Un petit bout d'histoire sur les carnavals et grands feux

La saison des carnavals et Grands feux…


Il s'agit là d'une de nos plus anciennes coutumes qui nous vient du fond des âges et que le temps n'a pas effacé puisqu'elle se perpétue encore aujourd'hui dans nos villages.

On sait que les peuples celto-germains du Nord pratiquaient la purification par le feu et qu'ils célébraient l'équinoxe de printemps (le 21 mars) en allumant de grands feux sur les endroits les plus élevés. 

Au Moyen-Âge, c'était durant la période du Carême (du latin quadragesima ,40) qui dure du mercredi des Cendres jusqu'au jour de Pâques que se déroulaient les fêtes masquées du carnaval et à cette occasion, chaque village allumait son "grand feu", le dimanche après le mardi-gras.

Suivant les communes, la coutume nous est restée avec de nombreuses variantes.

La fête commence par le ramassage du bois. 

Le comité des fêtes local, aidé par la Jeunesse, organise le ramassage du bois…..et de la "dîme", dans les rues du village avec chariots, fanfare et "bar mobile".  La récolte est conduite à l'endroit prévu pour l'allumage et mise en forme de bûcher.

En général, une perche est plantée au centre et un mannequin de paille, représentant le bonhomme hiver, y est fixé.  Le dimanche après le mardi-gras, un cortège de mascarades parcourt les rues du village et à la tombée de la nuit, vient se rassembler autour du bûcher. 

Les derniers mariés de l'année sont priés d'allumer le feu et quand celui-ci s'embrase, tout le monde danse autour au son des tambours et de la fanfare jusqu'à ce qu'il ne reste plus qu'un tas de cendres rougies. 

Nous avons décrit ici le schéma classique du Grand Feu, mais il existe de nombreuses variantes.  La date diffère souvent d'un village à l'autre ; il peut avoir lieu le dimanche gras, ou le dimanche de la Quinquagesime ou encore le deuxième dimanche de Carême ainsi qu'à la mi-carême, etc. 

De plus en plus, on voit le grand feu fusionner avec le carnaval et se confondre avec lui.  Il porte des noms différents suivant les lieux ; "feureux" à La Louvière et dans le Centre, "grand-mère" à Jodoigne, "bûle" en Gaume, "boûre" etc.  L'endroit où la cérémonie se déroule est aussi variable. 

Des impératifs de sécurité contre les incendies ne permettent pas souvent de placer le grand feu à l'endroit le plus élevé de la commune comme la tradition l'exige. Dans la vallée de la Meuse, il était impératif de voir au moins 7 grands feux  au cours de la nuit afin d'être heureux toute l'année.

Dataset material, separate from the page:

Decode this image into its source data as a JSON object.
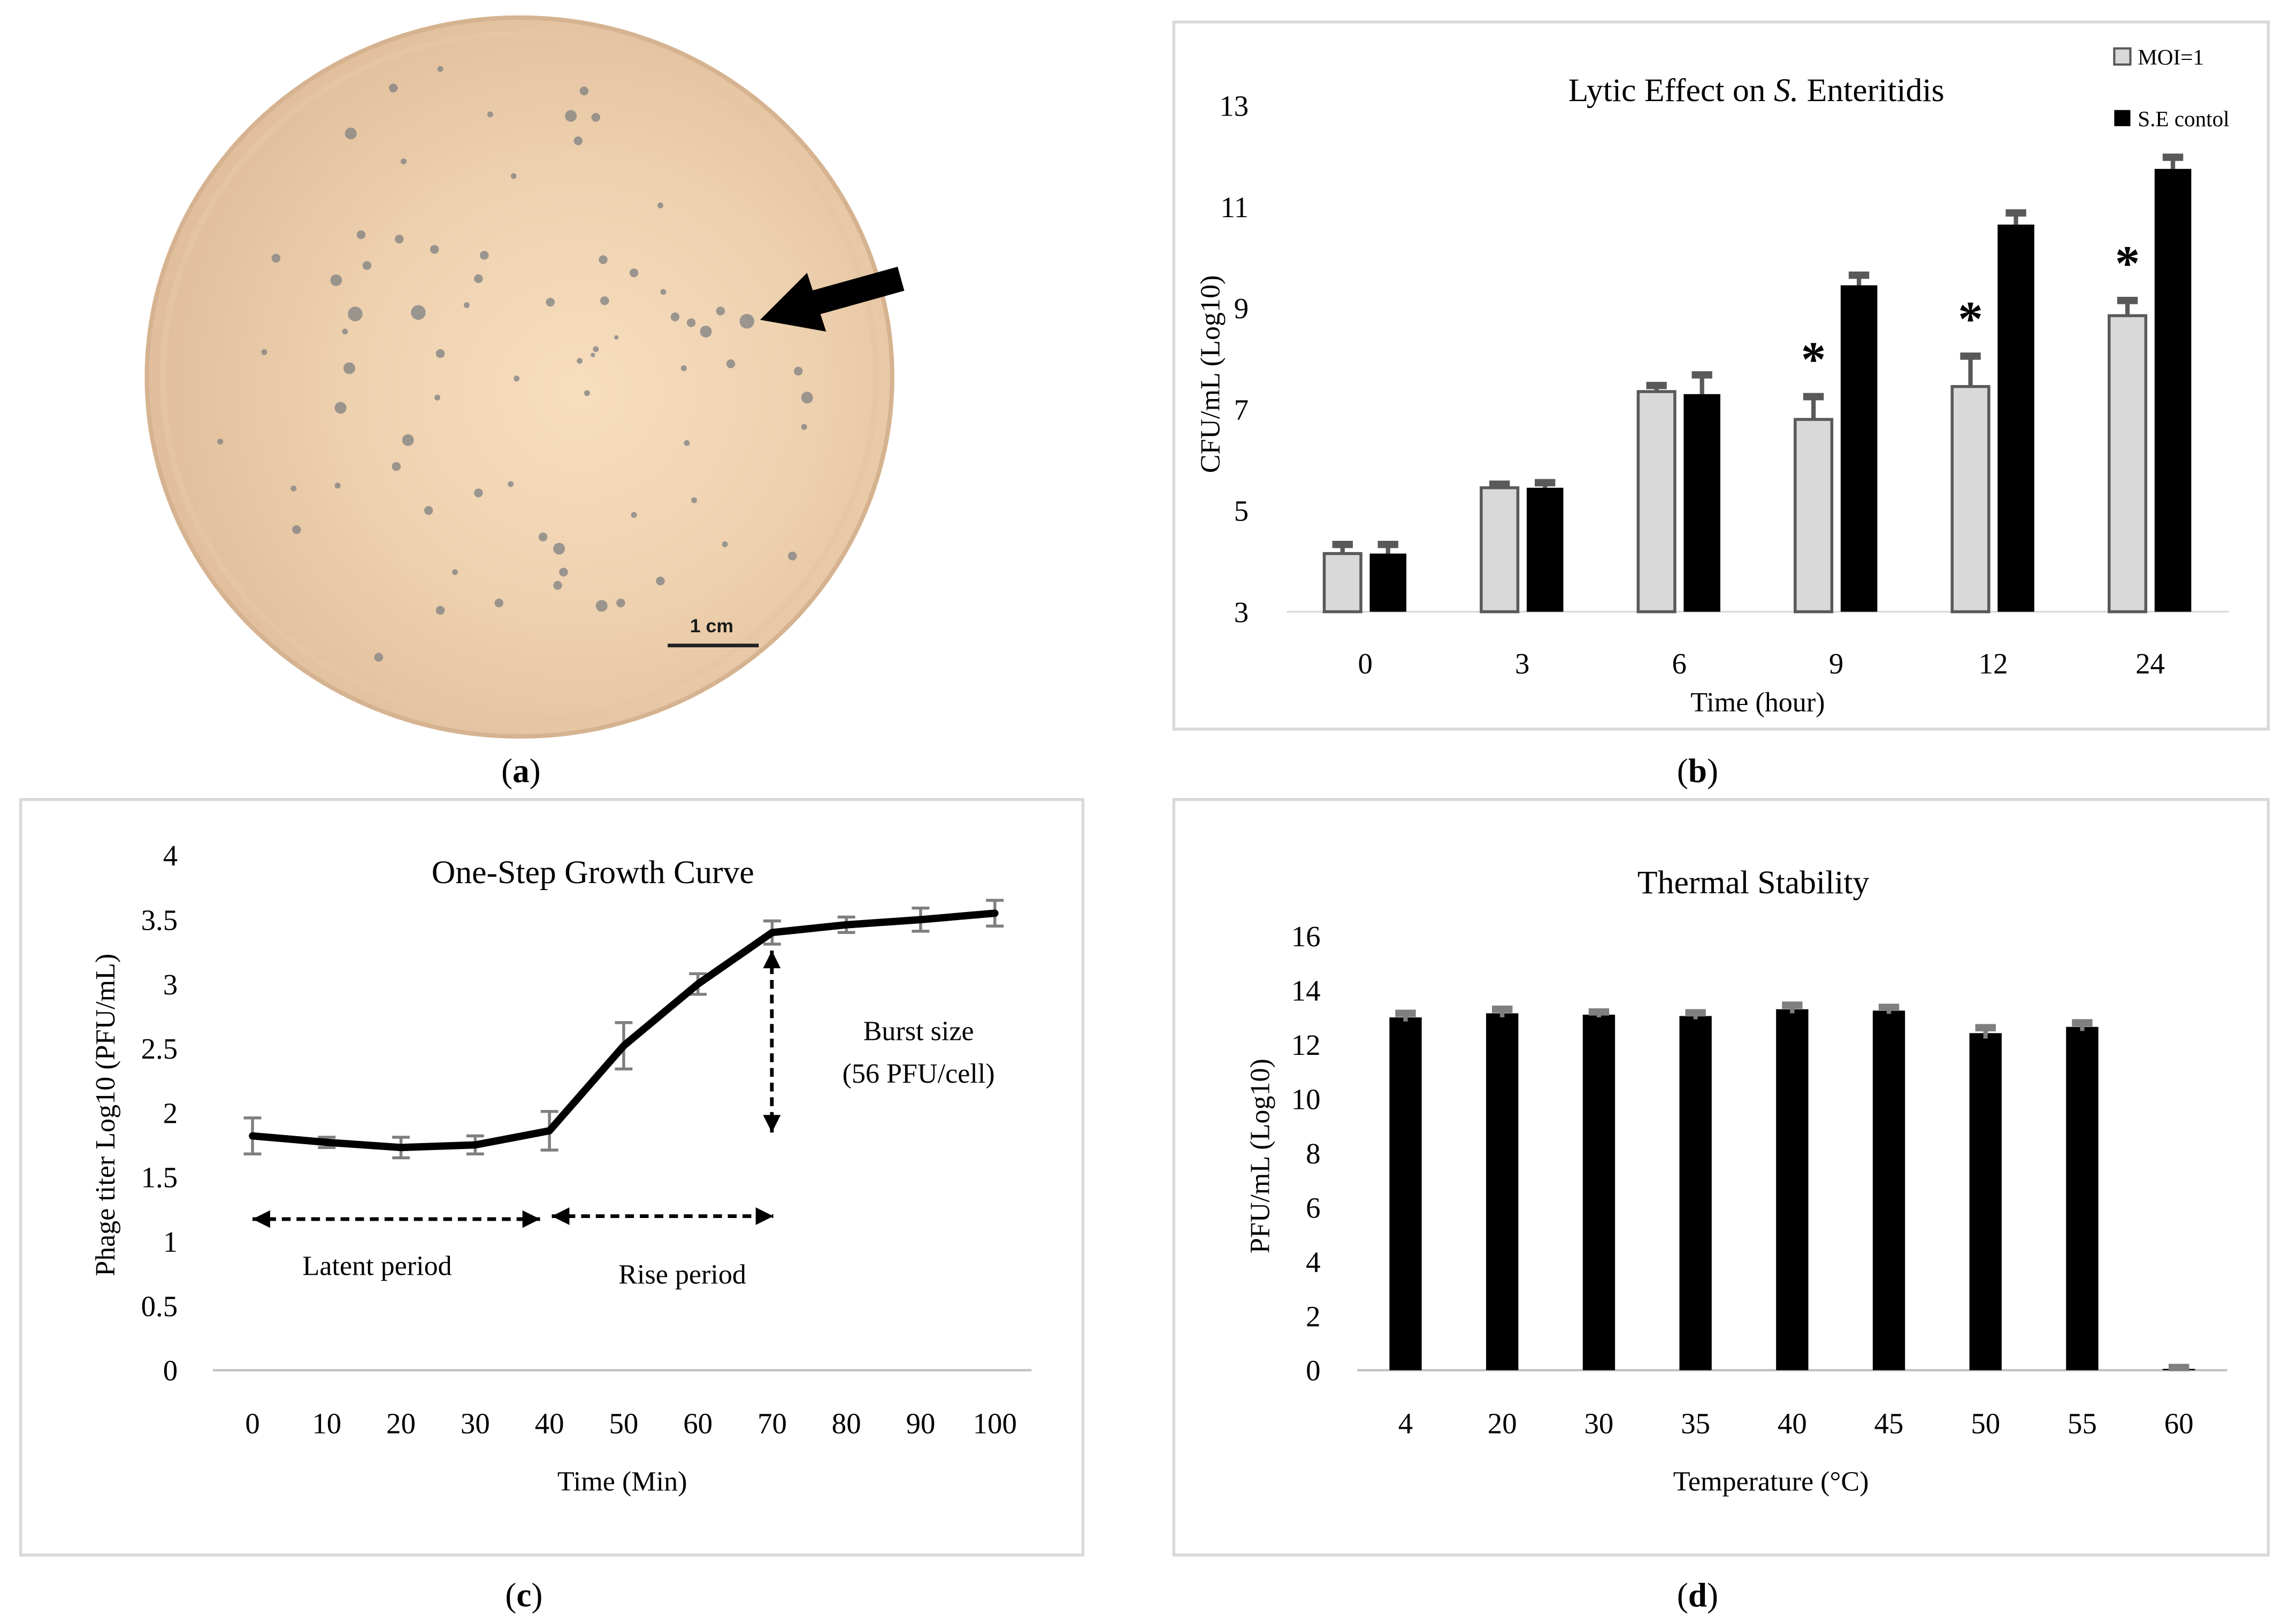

Le cortège qui mène les participants au grand feu est aussi, suivant les communes, l'occasion de manifestations folkloriques comme à Jamioulx où se déroulent au cours de celui-ci les fameuses "pasquées" qui consistent à lire au public des textes satiriques qui mettent en vedette des personnes bien connues du village.  A Nismes, les habitants de deux quartiers différents se battaient à coups de cailloux.  Ailleurs, on a observé que des farceurs d'un village voisin venaient mettre le feu au bûcher de l'autre village un jour ou deux avant la date officielle provoquant ainsi colère et représailles en retour.

 

L'allumage du feu est un honneur.  Ce rôle varie aussi d'une commune à l'autre.  Parfois c'est le chef de la Jeunesse.  A Bouge, c'est au "Grand Allumeur" que revient cet honneur et dans la plupart des cas, comme nous l'avons vu plus haut, c'est le dernier couple de mariés qui procède à l'opération.

Lorsque le brasier a fini de se consumer, un autre rituel commence : à Gerpinnes, les danseurs se mettaient à genoux et faisaient des grâces, puis subitement c'était une explosion de joie.  A Gourdinne et à Mettet, on s'agenouillait tout simplement et en d'autres lieux (Barbançon, Couvin, Fraire) on pratiquait la danse des sept sauts.  Ailleurs encore, on saute par-dessus les braises, parfois en s'aidant d'une perche.  Il paraît que c'était une excellente protection contre les coliques et autres maux de ventre.

Il nous reste à signaler que les cendres du bûcher sont généralement mises en vente aux enchères.  Elles serviront d'engrais pour les terres d'un fermier et le produit de la vente restera la propriété des organisateurs pour couvrir les frais de la fête.

Cette manifestation millénaire se termine généralement par un bal, costumé ou pas et quelquefois par une remise de prix aux masques les plus "beaux" ou les plus originaux.